At the same time, it would be foolish to dismiss the value that banks currently provide. Stringent rules and regulations imposed by central banks offer protections for corporate and retail clients that simply aren’t available to other types of service providers.
As traditional lending begins to give way to more disintermediated forms of capital raising, the need for banks to invest in evolving core capabilities and strengths has become more apparent. Those core capabilities are centred on supporting a client’s ability to manage capital in a way that maximises growth and resilience, catering beyond the near-term needs of capital raising to help foster a more dynamic financial management strategy less cluttered by mountains of documentation and regulatory filings.
So, what can the world expect of banks in the future? Clients are likely to give more importance to multiple providers of banking services and not just traditional banks. Banking activities will also likely be broken down into bespoke and technology-driven niche services that can be drawn upon from an open application ecosystem, at any time, on a real-time basis. Data analytics will play a critical role in shaping this new banking model. Recent research has shown that over 80% of CFOs and Treasurers are now focusing heavily on data-centric models, artificial intelligence and machine learning in an effort to drive more value from the multi-dimensional set of variables affecting their companies.

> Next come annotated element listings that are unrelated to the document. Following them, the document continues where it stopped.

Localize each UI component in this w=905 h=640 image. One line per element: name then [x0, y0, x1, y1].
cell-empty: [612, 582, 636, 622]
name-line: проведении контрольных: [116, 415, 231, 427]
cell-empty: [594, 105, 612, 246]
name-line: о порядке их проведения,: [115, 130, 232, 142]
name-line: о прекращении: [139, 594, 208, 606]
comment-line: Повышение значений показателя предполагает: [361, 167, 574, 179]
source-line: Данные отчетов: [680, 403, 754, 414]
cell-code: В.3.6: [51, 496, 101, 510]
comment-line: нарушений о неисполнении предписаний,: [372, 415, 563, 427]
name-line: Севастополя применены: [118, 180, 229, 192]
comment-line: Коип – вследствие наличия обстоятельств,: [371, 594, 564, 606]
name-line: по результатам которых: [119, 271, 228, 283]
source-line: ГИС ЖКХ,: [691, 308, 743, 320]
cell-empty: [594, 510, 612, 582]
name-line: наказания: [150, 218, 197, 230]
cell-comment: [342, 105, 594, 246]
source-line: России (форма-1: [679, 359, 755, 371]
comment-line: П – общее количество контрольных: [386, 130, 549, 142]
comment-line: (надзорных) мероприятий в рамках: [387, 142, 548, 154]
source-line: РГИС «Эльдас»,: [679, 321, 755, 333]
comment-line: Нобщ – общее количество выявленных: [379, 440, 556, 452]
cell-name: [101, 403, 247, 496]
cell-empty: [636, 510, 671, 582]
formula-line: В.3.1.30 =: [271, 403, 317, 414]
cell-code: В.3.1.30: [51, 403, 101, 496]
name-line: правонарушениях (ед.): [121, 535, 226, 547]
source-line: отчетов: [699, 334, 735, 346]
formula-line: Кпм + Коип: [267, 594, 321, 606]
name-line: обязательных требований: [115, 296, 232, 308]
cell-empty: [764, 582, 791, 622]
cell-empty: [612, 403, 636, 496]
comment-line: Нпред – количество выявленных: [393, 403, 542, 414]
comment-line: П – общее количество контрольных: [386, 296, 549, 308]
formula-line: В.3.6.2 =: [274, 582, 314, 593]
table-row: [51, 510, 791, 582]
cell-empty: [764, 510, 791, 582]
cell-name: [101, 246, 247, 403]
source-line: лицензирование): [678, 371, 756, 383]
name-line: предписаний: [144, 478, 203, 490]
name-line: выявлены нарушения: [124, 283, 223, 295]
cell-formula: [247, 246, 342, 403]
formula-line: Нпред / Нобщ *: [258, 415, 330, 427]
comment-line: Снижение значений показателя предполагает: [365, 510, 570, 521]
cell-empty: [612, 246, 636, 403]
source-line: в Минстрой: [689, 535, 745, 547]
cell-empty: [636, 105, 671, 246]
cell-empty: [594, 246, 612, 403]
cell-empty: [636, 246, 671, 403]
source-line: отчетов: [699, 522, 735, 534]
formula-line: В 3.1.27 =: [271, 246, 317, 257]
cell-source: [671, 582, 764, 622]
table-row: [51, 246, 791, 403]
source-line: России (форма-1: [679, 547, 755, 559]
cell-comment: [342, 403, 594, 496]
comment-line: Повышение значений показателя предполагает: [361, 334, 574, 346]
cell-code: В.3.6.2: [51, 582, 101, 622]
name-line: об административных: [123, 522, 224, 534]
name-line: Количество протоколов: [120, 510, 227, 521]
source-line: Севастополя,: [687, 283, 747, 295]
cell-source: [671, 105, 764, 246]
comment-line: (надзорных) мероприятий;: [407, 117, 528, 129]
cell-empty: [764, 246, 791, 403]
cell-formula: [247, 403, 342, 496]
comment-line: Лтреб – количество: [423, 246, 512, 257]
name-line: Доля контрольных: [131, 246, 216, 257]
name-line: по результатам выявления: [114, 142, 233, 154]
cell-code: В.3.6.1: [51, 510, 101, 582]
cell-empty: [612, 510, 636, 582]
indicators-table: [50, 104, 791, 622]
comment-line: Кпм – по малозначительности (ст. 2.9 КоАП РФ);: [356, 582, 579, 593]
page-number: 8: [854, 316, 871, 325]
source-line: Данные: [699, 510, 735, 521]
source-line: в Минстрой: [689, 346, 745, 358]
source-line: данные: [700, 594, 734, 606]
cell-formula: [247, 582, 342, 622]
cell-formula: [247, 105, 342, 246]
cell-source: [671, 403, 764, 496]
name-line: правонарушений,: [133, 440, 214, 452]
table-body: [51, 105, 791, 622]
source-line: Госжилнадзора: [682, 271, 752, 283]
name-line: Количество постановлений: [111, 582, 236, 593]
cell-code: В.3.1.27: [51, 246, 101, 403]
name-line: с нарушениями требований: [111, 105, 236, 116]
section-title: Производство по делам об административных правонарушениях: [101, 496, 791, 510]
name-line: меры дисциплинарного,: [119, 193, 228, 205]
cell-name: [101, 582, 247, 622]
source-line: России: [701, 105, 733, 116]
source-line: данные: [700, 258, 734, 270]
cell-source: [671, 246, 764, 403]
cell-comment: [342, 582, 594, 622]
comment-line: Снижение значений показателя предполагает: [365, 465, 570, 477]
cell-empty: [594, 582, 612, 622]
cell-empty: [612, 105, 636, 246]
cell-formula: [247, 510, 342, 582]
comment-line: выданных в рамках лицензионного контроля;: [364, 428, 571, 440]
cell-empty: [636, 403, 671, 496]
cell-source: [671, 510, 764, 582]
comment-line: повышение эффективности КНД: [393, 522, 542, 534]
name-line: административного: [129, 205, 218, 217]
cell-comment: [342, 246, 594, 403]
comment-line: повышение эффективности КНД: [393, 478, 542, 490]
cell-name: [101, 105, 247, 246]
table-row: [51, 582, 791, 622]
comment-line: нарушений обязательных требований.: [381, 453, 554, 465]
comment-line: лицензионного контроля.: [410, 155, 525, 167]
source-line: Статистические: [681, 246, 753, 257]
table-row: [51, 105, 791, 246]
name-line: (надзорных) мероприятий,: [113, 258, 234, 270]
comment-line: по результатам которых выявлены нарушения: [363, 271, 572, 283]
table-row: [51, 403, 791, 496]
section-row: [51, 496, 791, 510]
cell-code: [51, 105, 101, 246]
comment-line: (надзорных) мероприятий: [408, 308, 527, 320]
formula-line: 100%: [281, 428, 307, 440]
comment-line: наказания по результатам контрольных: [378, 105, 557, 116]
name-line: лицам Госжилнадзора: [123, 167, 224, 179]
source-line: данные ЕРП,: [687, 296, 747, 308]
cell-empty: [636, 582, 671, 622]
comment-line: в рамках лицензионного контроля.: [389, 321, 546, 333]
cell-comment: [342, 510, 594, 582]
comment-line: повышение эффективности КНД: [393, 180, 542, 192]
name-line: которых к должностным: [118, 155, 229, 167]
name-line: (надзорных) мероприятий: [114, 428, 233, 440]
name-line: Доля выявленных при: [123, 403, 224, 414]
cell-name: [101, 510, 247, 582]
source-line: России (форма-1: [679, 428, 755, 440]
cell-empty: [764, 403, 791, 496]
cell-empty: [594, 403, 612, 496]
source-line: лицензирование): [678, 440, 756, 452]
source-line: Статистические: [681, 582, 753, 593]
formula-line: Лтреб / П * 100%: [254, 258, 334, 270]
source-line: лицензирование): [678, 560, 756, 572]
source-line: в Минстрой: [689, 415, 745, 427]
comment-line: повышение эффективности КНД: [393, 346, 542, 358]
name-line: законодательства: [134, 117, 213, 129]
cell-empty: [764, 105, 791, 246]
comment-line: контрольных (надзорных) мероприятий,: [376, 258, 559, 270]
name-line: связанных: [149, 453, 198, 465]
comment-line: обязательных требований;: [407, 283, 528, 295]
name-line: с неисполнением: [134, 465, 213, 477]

For ADCB, this means leveraging our commercial and transaction banking expertise and in-depth knowledge of local businesses and diverse sectors, alongside the power of data and emergent technology ecosystems, to support our clients in achieving their strategic and commercial objectives. Fortunately, banks like ADCB have already done a lot of good work in terms of digitally transforming their business to meet this future head-on.

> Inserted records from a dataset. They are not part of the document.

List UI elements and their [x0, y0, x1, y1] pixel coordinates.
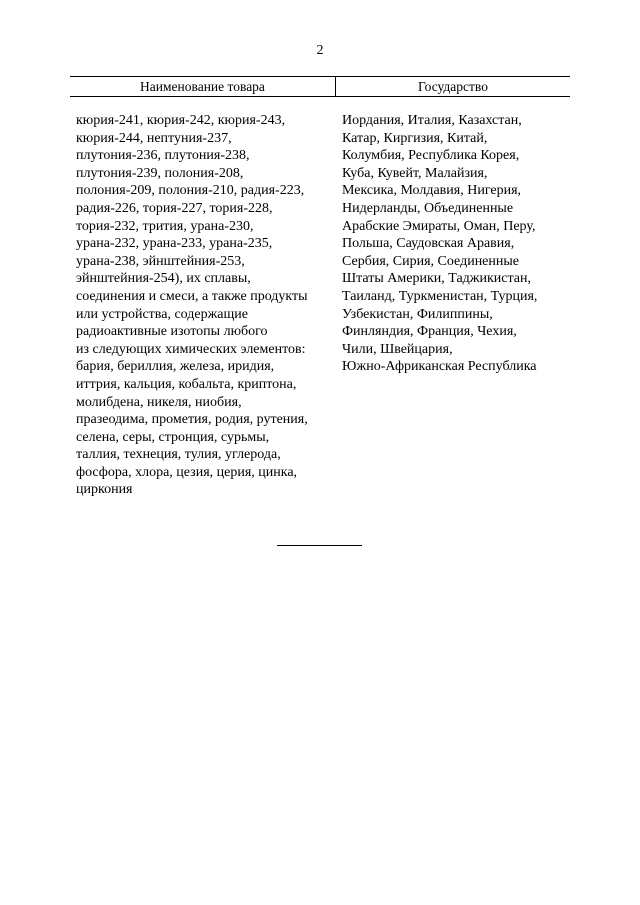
goods-text-line: эйнштейния-254), их сплавы, — [76, 271, 251, 287]
state-text-line: Нидерланды, Объединенные — [342, 200, 514, 216]
header-goods-name: Наименование товара — [70, 77, 336, 96]
state-text-line: Чили, Швейцария, — [342, 341, 453, 357]
state-text-line: Сербия, Сирия, Соединенные — [342, 253, 520, 269]
goods-text-line: полония-209, полония-210, радия-223, — [76, 183, 305, 199]
goods-text-line: урана-238, эйнштейния-253, — [76, 253, 245, 269]
state-text-line: Колумбия, Республика Корея, — [342, 148, 520, 164]
goods-text-line: бария, бериллия, железа, иридия, — [76, 359, 275, 375]
state-text-line: Мексика, Молдавия, Нигерия, — [342, 183, 522, 199]
state-text-line: Финляндия, Франция, Чехия, — [342, 324, 517, 340]
goods-text-line: таллия, технеция, тулия, углерода, — [76, 447, 281, 463]
states-list-cell — [342, 112, 567, 376]
state-text-line: Польша, Саудовская Аравия, — [342, 236, 515, 252]
state-text-line: Иордания, Италия, Казахстан, — [342, 113, 522, 128]
goods-text-line: соединения и смеси, а также продукты — [76, 288, 308, 304]
state-text-line: Штаты Америки, Таджикистан, — [342, 271, 531, 287]
table-header — [70, 76, 570, 97]
goods-description-cell — [76, 112, 334, 499]
header-state: Государство — [418, 79, 488, 94]
state-text-line: Таиланд, Туркменистан, Турция, — [342, 288, 538, 304]
state-text-line: Катар, Киргизия, Китай, — [342, 130, 488, 146]
goods-text-line: урана-232, урана-233, урана-235, — [76, 236, 273, 252]
state-text-line: Куба, Кувейт, Малайзия, — [342, 165, 488, 181]
goods-text-line: кюрия-241, кюрия-242, кюрия-243, — [76, 113, 286, 128]
state-text-line: Узбекистан, Филиппины, — [342, 306, 493, 322]
goods-text-line: молибдена, никеля, ниобия, — [76, 394, 242, 410]
goods-text-line: иттрия, кальция, кобальта, криптона, — [76, 376, 297, 392]
goods-text-line: фосфора, хлора, цезия, церия, цинка, — [76, 464, 298, 480]
goods-text-line: радиоактивные изотопы любого — [76, 324, 268, 340]
goods-text-line: тория-232, трития, урана-230, — [76, 218, 254, 234]
state-text-line: Южно-Африканская Республика — [342, 359, 537, 375]
goods-text-line: циркония — [76, 482, 133, 498]
goods-text-line: плутония-236, плутония-238, — [76, 148, 250, 164]
end-of-document-rule — [277, 545, 362, 546]
page-number: 2 — [316, 43, 324, 58]
goods-text-line: кюрия-244, нептуния-237, — [76, 130, 232, 146]
goods-text-line: радия-226, тория-227, тория-228, — [76, 200, 273, 216]
goods-text-line: празеодима, прометия, родия, рутения, — [76, 412, 308, 428]
state-text-line: Арабские Эмираты, Оман, Перу, — [342, 218, 536, 234]
goods-text-line: селена, серы, стронция, сурьмы, — [76, 429, 270, 445]
goods-text-line: или устройства, содержащие — [76, 306, 248, 322]
goods-text-line: из следующих химических элементов: — [76, 341, 306, 357]
goods-text-line: плутония-239, полония-208, — [76, 165, 244, 181]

In 1994, the famed former chief of Microsoft and renowned philanthropist, Bill Gates, famously quipped that while banking is necessary, banks are not. It was a clairvoyant reminder not just that the ethos which made Silicon Valley firms famous for challenging every aspect of industry would inevitably stretch well beyond California and the Information Technology sector but that evolution is key to avoiding obsolescence.

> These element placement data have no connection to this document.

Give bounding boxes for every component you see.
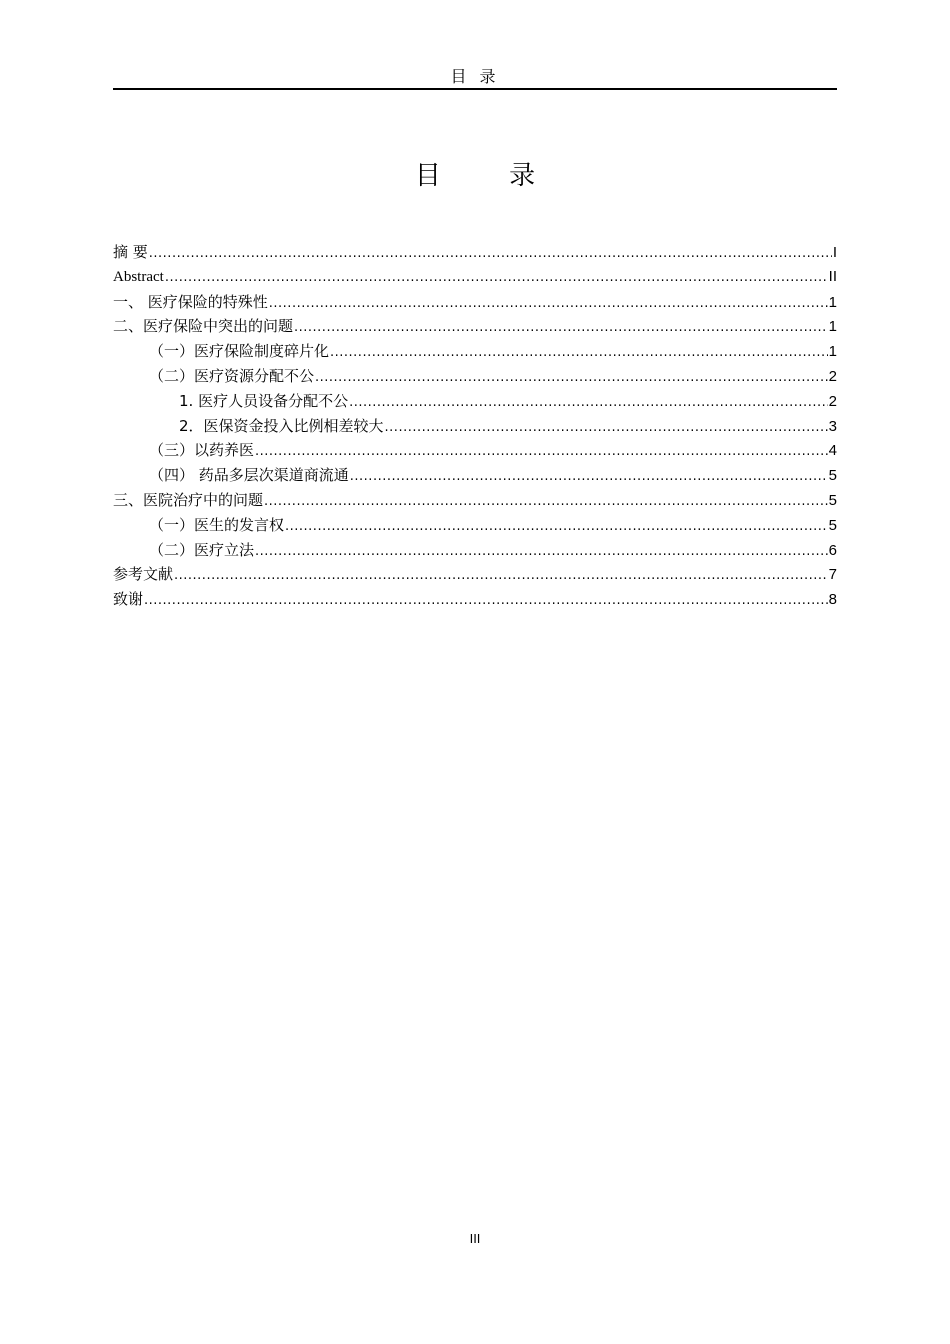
toc-entry-chapter-2[interactable] [113,314,837,339]
toc-entry-section-2-2[interactable] [113,364,837,389]
toc-dot-leader [315,366,828,391]
toc-entry-label: 致谢 [113,590,144,609]
page-number: III [469,1231,481,1246]
toc-entry-label: 二、医疗保险中突出的问题 [113,317,294,336]
toc-entry-acknowledgements[interactable] [113,587,837,612]
toc-entry-section-2-4[interactable] [113,463,837,488]
toc-entry-page: 3 [828,417,837,435]
toc-dot-leader [350,465,828,490]
toc-dot-leader [149,242,832,267]
toc-entry-page: 2 [828,392,837,410]
toc-entry-label: （二）医疗资源分配不公 [149,366,315,385]
toc-entry-references[interactable] [113,562,837,587]
toc-entry-subsection-2-2-2[interactable] [113,414,837,439]
toc-entry-page: 7 [828,566,837,584]
toc-entry-abstract-en[interactable] [113,265,837,290]
toc-entry-page: 5 [828,491,837,509]
toc-entry-section-2-3[interactable] [113,438,837,463]
toc-dot-leader [255,540,828,565]
toc-entry-page: 5 [828,467,837,485]
toc-entry-label: Abstract [113,268,164,285]
toc-entry-page: 1 [828,343,837,361]
toc-entry-abstract-cn[interactable] [113,240,837,265]
toc-entry-section-3-2[interactable] [113,538,837,563]
toc-entry-page: 6 [828,541,837,559]
toc-entry-label: 一、 医疗保险的特殊性 [113,292,268,311]
toc-dot-leader [385,416,828,441]
toc-entry-label: （三）以药养医 [149,441,255,460]
toc-entry-label: 2．医保资金投入比例相差较大 [179,416,384,435]
toc-entry-page: 5 [828,516,837,534]
toc-dot-leader [255,440,828,465]
toc-entry-page: 2 [828,367,837,385]
toc-dot-leader [294,316,828,341]
toc-entry-chapter-1[interactable] [113,290,837,315]
toc-entry-page: II [828,267,837,285]
toc-entry-label: （二）医疗立法 [149,540,255,559]
toc-entry-label: （四） 药品多层次渠道商流通 [149,466,349,485]
toc-dot-leader [330,341,828,366]
toc-entry-label: 参考文献 [113,565,174,584]
toc-entry-subsection-2-2-1[interactable] [113,389,837,414]
toc-entry-page: 1 [828,318,837,336]
toc-dot-leader [174,564,828,589]
toc-entry-label: 1. 医疗人员设备分配不公 [179,391,349,410]
page-title: 目 录 [414,161,566,191]
toc-entry-page: 8 [828,591,837,609]
running-header: 目 录 [113,66,837,90]
toc-entry-label: 三、医院治疗中的问题 [113,490,264,509]
toc-entry-label: （一）医生的发言权 [149,515,285,534]
toc-entry-page: 4 [828,442,837,460]
toc-dot-leader [269,292,828,317]
toc-entry-page: 1 [828,293,837,311]
toc-entry-section-2-1[interactable] [113,339,837,364]
toc-entry-label: 摘 要 [113,243,148,261]
toc-dot-leader [285,515,828,540]
toc-dot-leader [165,266,828,291]
table-of-contents [113,240,837,612]
toc-dot-leader [264,490,828,515]
toc-entry-label: （一）医疗保险制度碎片化 [149,342,330,361]
toc-dot-leader [144,589,828,614]
toc-entry-page: I [832,244,837,261]
toc-entry-chapter-3[interactable] [113,488,837,513]
toc-dot-leader [349,391,828,416]
toc-entry-section-3-1[interactable] [113,513,837,538]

This much can be gleaned from the technology sector itself, and quite appropriately, in the differences between the old Microsoft and the rise of Amazon. One is a technology company and the other is a technology services company. This subtle difference is important.
In the financial sector, among others, the same is becoming clear, and commercial and transaction banking is on a similar path as organisations seek a new set of expert and financial services to help them remain dynamic and competitive in an ever-evolving, increasingly diversified commercial landscape. Like most disruption-driven transformations, banks, like the organisations we serve, may one day vaguely resemble the institutions they are today. But with the right investment, banks can also move away from relying heavily on interest-based lending or deposit management and become more agile, value-adding and service-oriented organisations, while ensuring that they remain stable, reliable and well-regulated institutions. This is something to be seized, particularly in a region that so clearly and wholeheartedly embraces innovation.